La dangereuse séduction des femmes ; les sirènes, Circée et Calypso
A côté des monstres, Lestrygons, Cyclopes ou même l’horrible Scylla, Ulysse rencontre pendant son voyage un ensemble de personnages, dont le caractère monstrueux n’est pas mis en avant. Tous ces personnages sont des femmes, elles sont « séduisantes et accortes, voir aguicheuses. Pour autant, elle ne sont pas moins dangereuses que les monstres »(E. Cantarella, Ithaque, p.189) .
Il serait difficile de retracer les rapports et conceptions que les grecs se font de la femme, de cette altérité toujours insaisissable, tant ils constituent une longue histoire. Pour simplifier, on peut considérer que les femmes, dans la mentalité grecque, se divisent en deux catégories.
Nous avons d’un coté les femmes « bien », celles qui ont été éduquées dans une famille respectable et destinées à devenir mères et épouses. Il est plus qu’intéressant de relever l’existence d’une loi de Dracon, visant justement la « protection » de ces femmes. Cette loi permettait au mari de tuer, et ce, en toute impunité, un homme (moichos) qui serait surprit avec elle, dans sa maison. Cette loi, ne protégeait pas seulement les épouses, ce n’est pas une simple mesure contre l’adultère au sens strict, mais tout aussi « la mère, la sœur, la fille ou la concubine (si c’est une femme libre) d’un citoyen de la ville »(. Cantarella, Ithaque, p.208).
On supposait donc, que si une femme respectable était en situation d’entretenir un rapport sexuel illicite, une maicheia, ce ne pouvait être que le fait d’une ruse, d’une violence du moichos.

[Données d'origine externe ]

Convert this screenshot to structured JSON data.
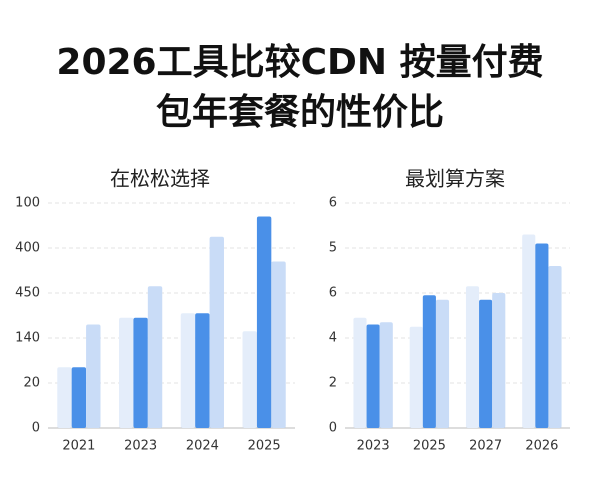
{
  "title_lines": [
    "2026工具比较CDN 按量付费",
    "包年套餐的性价比"
  ],
  "chart_data": [
    {
      "type": "bar",
      "title": "在松松选择",
      "categories": [
        "2021",
        "2023",
        "2024",
        "2025"
      ],
      "series": [
        {
          "color": "#e4edfa",
          "values": [
            1.35,
            2.45,
            2.55,
            2.15
          ]
        },
        {
          "color": "#4a90e8",
          "values": [
            1.35,
            2.45,
            2.55,
            4.7
          ]
        },
        {
          "color": "#c9dcf7",
          "values": [
            2.3,
            3.15,
            4.25,
            3.7
          ]
        }
      ],
      "ylim": [
        0,
        5
      ],
      "yticks": [
        0,
        {
          "value": 1,
          "label": "20"
        },
        {
          "value": 2,
          "label": "140"
        },
        {
          "value": 3,
          "label": "450"
        },
        {
          "value": 4,
          "label": "400"
        },
        {
          "value": 5,
          "label": "100"
        }
      ],
      "grid": true
    },
    {
      "type": "bar",
      "title": "最划算方案",
      "categories": [
        "2023",
        "2025",
        "2027",
        "2026"
      ],
      "series": [
        {
          "color": "#e4edfa",
          "values": [
            2.45,
            2.25,
            3.15,
            4.3
          ]
        },
        {
          "color": "#4a90e8",
          "values": [
            2.3,
            2.95,
            2.85,
            4.1
          ]
        },
        {
          "color": "#c9dcf7",
          "values": [
            2.35,
            2.85,
            3.0,
            3.6
          ]
        }
      ],
      "ylim": [
        0,
        5
      ],
      "yticks": [
        0,
        {
          "value": 1,
          "label": "2"
        },
        {
          "value": 2,
          "label": "4"
        },
        {
          "value": 3,
          "label": "6"
        },
        {
          "value": 4,
          "label": "5"
        },
        {
          "value": 5,
          "label": "6"
        }
      ],
      "grid": true
    }
  ]
}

Ce qui caractérise toutes ces femmes de « bien », c’est leur appartenance à un oikos, c'est-à-dire qu’elles sont sous la domination et la protection d’un chef de famille. Ce qui nous permet d’appréhender l’autre catégorie. Ce sont les femmes qui vivant seules, à l’écart de tout oikos particulier, n’ont pas d’homme en mesure de répondre à leurs besoins économiques, et se trouvent ainsi dans l’obligation de se vendre. Dans le poème, ces séductrices ne sont pas des prostituées, mais de Circée jusqu’aux sirènes, ces femmes suscitent toujours le soupçon face aux dangers de la séduction ;"En la reconnaissant (l’existence de deux catégories de femmes), la loi institutionnalise cette réalité, vouant les femmes seules à faire de la séduction un métier. A travers le prisme du rapport avec le droit, la solitude féminine prend des dimensions imprévues, qui se présentent comme des conditions non seulement sociales mais aussi juridiques. Bien loin d’être une opposition de personnes, elle apparaît comme condition voulue, organisée et préparée par la Cité. La condition de femmes qu’en même temps la Cité veut et méprise."(E. Cantarella, Ithaque, p.212).
Ulysse, par delà la mort…
Pour appréhender au mieux, la manière dont les grecs concevaient l’au-delà, mieux vaut nous laisser guider par l’avertissement de Circé à l’intention d’Ulysse :"Mais voici le premier des voyages à faire : c’est chez Hadès et la terrible Perséphone, pour demander conseil à l’ombre du devin Tirésias de Thèbes, l’aveugle qui n’a rien perdu de sa sagesse, car, jusque dans la mort, Perséphone a voulu que, seul, il conserva le sens et la raison, parmi le vol des ombres."(Od, X, 490-495)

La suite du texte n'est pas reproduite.